Linda Crawford, an eating behavior specialist at Green Mountain at Fox Run -- a residential weight and health management center in Ludlow, Vermont -- suggests using a group of strategies she calls "the 5 Ds".

Here's how it works:

When you feel a craving coming on:

Delay giving into it for fifteen minutes. Often the craving will subside. If it doesn't, move on to the next strategy.

Distract yourself from thinking about the food you crave by getting involved in an activity that requires concentration and that is not compatible with eating. Phone a friend, take a warm bath, vacuum the house, pop in a workout video, play music and dance around. Do something, anything that works for you, to take your mind off the urge to eat. You can even read or watch TV, unless these are activities that you associate with eating. If that doesn't work, move on to the next suggestion.

Distance yourself from the food you crave. Go to the gym, take a stroll, walk the dog. Get out of the house and away from the source of your temptation. If you still feel tempted, try the next strategy.

Determine how strong your craving is. How strong is your desire to eat the food in question? It's a good practice to rate your cravings on a scale of 1 to 10. If a craving is very strong, say, a 10, you may want to give in, especially if you have tried all of the previous strategies for dealing with cravings, but you still have a strong urge to taste the food. Now that you've determined you are going to have some of the food you crave, the question is, how much?

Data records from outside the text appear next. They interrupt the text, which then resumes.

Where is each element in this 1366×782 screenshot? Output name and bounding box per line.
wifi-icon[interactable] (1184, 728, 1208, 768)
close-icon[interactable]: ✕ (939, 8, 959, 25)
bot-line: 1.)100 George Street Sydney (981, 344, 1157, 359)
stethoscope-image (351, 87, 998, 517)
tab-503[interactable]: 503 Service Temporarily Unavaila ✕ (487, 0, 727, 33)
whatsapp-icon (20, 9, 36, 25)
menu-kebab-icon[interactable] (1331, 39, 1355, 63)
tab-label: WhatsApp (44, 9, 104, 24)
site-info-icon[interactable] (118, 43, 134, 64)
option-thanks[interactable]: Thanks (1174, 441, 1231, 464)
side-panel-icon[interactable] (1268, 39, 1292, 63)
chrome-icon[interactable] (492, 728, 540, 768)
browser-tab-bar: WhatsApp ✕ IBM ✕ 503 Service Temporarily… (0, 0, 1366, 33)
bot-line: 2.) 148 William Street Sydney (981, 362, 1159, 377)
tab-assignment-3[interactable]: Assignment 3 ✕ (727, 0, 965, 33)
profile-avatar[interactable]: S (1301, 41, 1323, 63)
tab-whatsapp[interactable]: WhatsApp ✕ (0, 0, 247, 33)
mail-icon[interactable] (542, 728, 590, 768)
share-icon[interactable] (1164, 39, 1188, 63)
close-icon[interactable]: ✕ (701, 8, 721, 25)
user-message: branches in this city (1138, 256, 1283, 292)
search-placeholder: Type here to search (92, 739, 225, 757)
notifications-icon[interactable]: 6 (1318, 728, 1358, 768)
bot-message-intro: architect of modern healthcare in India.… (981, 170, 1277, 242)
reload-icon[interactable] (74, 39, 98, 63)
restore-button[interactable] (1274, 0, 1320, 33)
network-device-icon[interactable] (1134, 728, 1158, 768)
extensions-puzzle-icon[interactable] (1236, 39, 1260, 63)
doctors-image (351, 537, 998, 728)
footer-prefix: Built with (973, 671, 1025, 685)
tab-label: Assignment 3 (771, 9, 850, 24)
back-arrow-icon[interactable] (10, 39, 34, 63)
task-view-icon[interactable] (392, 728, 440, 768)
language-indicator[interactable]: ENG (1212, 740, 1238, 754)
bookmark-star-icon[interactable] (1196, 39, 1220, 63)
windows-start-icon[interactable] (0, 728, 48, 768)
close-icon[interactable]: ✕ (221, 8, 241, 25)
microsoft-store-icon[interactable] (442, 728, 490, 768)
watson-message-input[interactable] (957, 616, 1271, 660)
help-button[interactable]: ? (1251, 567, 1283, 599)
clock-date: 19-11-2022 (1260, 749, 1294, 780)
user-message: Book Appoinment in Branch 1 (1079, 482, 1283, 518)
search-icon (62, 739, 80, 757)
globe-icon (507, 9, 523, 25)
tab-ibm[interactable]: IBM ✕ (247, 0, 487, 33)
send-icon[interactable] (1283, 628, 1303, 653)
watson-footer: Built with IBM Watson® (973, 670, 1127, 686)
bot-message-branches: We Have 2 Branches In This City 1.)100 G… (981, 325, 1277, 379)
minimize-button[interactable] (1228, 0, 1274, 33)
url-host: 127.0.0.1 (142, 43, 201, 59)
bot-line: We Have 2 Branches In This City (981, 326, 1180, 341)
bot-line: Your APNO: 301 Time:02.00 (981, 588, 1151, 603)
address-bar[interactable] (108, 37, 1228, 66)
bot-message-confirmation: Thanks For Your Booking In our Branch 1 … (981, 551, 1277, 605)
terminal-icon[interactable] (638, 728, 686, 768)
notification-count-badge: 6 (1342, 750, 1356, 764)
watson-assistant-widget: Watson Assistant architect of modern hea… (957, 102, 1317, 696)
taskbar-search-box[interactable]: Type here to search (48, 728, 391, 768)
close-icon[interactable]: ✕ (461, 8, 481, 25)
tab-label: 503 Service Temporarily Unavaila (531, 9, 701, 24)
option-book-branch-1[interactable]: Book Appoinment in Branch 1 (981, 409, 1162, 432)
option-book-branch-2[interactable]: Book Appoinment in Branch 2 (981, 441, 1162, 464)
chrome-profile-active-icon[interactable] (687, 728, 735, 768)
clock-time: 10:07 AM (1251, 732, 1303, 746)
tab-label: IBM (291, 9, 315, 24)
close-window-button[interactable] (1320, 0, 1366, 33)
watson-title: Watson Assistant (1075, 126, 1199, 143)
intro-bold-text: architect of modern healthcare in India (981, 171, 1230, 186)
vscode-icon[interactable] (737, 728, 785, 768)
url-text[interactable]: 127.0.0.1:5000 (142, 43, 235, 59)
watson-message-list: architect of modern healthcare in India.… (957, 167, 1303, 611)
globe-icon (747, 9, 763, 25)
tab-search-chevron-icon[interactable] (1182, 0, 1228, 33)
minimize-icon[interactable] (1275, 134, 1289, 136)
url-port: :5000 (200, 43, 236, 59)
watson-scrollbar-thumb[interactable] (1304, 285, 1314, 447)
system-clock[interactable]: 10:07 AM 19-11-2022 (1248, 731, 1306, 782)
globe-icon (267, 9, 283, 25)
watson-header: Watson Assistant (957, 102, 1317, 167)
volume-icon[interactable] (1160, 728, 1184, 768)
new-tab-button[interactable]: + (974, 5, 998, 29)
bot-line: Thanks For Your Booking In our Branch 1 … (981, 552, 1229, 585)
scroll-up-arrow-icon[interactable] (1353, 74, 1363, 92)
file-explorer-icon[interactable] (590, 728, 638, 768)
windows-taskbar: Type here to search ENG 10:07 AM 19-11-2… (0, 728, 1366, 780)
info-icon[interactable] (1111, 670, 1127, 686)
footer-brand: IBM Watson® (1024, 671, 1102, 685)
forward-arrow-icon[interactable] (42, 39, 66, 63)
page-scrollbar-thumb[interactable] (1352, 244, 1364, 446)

Decide what amount of food is reasonable and appropriate. Put a reasonable portion on a plate and return the rest. Eat your portion slowly. Savor every bite. And, most important, don't feel guilty. You've earned it!

Tips to Avoid Cravings

It's important that you not feel defeated if you occasionally give in to a food craving. Cravings can affect even the most determined dieter. But luckily, you can arm yourself against them:

  • Stop demonizing foods or food groups. Don't label foods "bad," "illegal," or "forbidden." It's not the food that counts so much as it is the portion size.
  • Don't starve yourself. Keep healthy snacks, like fruit or veggie sticks handy.
  • Don't skip meals as this will make you more likely to crave other foods and snack because you are hungry.
  • Drink plenty of water. Dehydration can sometimes be mistaken for hunger. Water will also make you feel full, so you'll feel less hungry.
  • Don't keep foods you crave in the house, and don't go shopping when you're hungry. You're more likely to buy temptation foods.
  • Indulge once in a while so that you don't feel deprived. Have a small portion of the food you crave -- a fun size chocolate bar, for example.
  • Exercise regularly. In addition to burning calories, regular exercise may relieve anxiety that can lead to the craving for comfort foods.